Chase frémit. « Un appât ? »

Quand son chef opina, il blêmit, espérant que Gable ne s'en apercevrait pas.

« J'espère qu'il acceptera. C'est la seule solution pour les coincer et les prendre en flagrant délit. »

« Il est intelligent. Il saura prendre la bonne décision. »

Joshua n'avait jamais eu si peur de toute sa vie. Il avait tremblé de tous ses membres. Le plan dans lequel il avait joué le premier rôle était bien rôdé, il le savait. Il était entre les mains des meilleurs flics de la ville, intègres eux. De toute façon, il n'avait pas eu le choix. Il avait espéré avoir eu raison d'avoir fait confiance au patron de Chase et se félicitait maintenant. Les coupables étaient sous les verrous. Tout serait bientôt fini avec le procès, il serait blanchi. Et puis il allait enfin revoir son père.

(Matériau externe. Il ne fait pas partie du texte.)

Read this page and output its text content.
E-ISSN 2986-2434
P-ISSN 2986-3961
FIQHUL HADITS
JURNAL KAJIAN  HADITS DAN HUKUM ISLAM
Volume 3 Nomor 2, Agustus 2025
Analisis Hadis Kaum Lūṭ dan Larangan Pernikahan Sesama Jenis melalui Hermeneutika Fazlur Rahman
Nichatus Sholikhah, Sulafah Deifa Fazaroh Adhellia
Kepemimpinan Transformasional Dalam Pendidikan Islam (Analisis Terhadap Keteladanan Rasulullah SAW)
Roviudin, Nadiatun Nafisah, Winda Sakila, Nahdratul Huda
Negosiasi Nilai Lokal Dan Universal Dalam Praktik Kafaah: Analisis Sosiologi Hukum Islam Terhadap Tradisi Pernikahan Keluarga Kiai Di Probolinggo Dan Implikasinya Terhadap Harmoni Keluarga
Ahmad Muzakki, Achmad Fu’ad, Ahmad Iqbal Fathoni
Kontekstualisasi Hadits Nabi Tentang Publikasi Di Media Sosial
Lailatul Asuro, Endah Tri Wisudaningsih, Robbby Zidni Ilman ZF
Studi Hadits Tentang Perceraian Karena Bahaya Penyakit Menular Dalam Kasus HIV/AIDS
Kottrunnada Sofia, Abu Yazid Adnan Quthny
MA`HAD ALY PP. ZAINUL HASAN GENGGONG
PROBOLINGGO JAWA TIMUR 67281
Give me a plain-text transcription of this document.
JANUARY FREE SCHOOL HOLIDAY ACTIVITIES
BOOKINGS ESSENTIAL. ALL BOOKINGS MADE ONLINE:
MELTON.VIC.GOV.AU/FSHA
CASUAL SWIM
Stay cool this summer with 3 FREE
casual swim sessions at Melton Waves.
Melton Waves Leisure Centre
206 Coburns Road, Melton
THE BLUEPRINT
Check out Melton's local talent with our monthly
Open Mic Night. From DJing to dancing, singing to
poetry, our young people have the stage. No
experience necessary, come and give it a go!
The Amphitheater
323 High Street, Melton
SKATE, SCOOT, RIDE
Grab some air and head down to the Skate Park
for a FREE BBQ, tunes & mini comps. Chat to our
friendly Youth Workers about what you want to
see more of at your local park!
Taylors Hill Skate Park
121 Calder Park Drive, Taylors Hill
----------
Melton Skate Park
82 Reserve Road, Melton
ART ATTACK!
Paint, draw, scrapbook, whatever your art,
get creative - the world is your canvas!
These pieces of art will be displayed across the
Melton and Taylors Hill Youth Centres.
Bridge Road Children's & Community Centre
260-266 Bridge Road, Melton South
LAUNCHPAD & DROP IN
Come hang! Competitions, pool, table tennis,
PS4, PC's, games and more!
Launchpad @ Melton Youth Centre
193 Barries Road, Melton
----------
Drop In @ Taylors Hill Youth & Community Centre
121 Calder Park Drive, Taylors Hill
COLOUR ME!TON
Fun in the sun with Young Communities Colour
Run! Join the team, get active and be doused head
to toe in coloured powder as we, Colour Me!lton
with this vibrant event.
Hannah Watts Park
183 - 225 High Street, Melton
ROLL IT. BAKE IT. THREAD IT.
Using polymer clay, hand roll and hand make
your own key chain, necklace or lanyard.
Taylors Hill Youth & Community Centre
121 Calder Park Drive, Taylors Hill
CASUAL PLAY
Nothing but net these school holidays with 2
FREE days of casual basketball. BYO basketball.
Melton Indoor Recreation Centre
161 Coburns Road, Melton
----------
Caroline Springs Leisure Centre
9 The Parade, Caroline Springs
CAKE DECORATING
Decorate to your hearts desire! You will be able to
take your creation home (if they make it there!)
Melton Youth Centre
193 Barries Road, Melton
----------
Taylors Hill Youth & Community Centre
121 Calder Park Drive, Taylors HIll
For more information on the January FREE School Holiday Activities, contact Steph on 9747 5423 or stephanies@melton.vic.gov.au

Mais avant, il voulait le voir, lui. Il le trouva dans son bureau. Referma la porte sur lui. Sans un mot se dirigea vers Chase, qui ne le quittait pas du regard et qui s'était levé à son entrée.

Ils étaient si près… Josh résista à son envie de l'embrasser. De toute façon, Chase ne l'aurait pas laissé faire. Il le savait.

« Dans 3 jours. Dans 3 jours, je serai majeur. Chase… je » A présent il hésitait, ne sachant plus comment lui dire ce qu'il attendait.

Ils étaient si près… Leurs souffles se mélangeaient. Leurs lèvres se frôlaient à chaque parole. Chase se retint de l'embrasser. S'il avait commencé, il n'aurait pu s'arrêter. Il avait tellement envie de lui.

« Dans 3 jours, Josh… »

Ils étaient là, assis sur le ponton à quelques mètres du chalet, attendant que le soleil se lève de nouveau. Les mains jointes, ils s'embrassaient. Enfin libres de s'aimer. A l'aube d'une nouvelle aventure.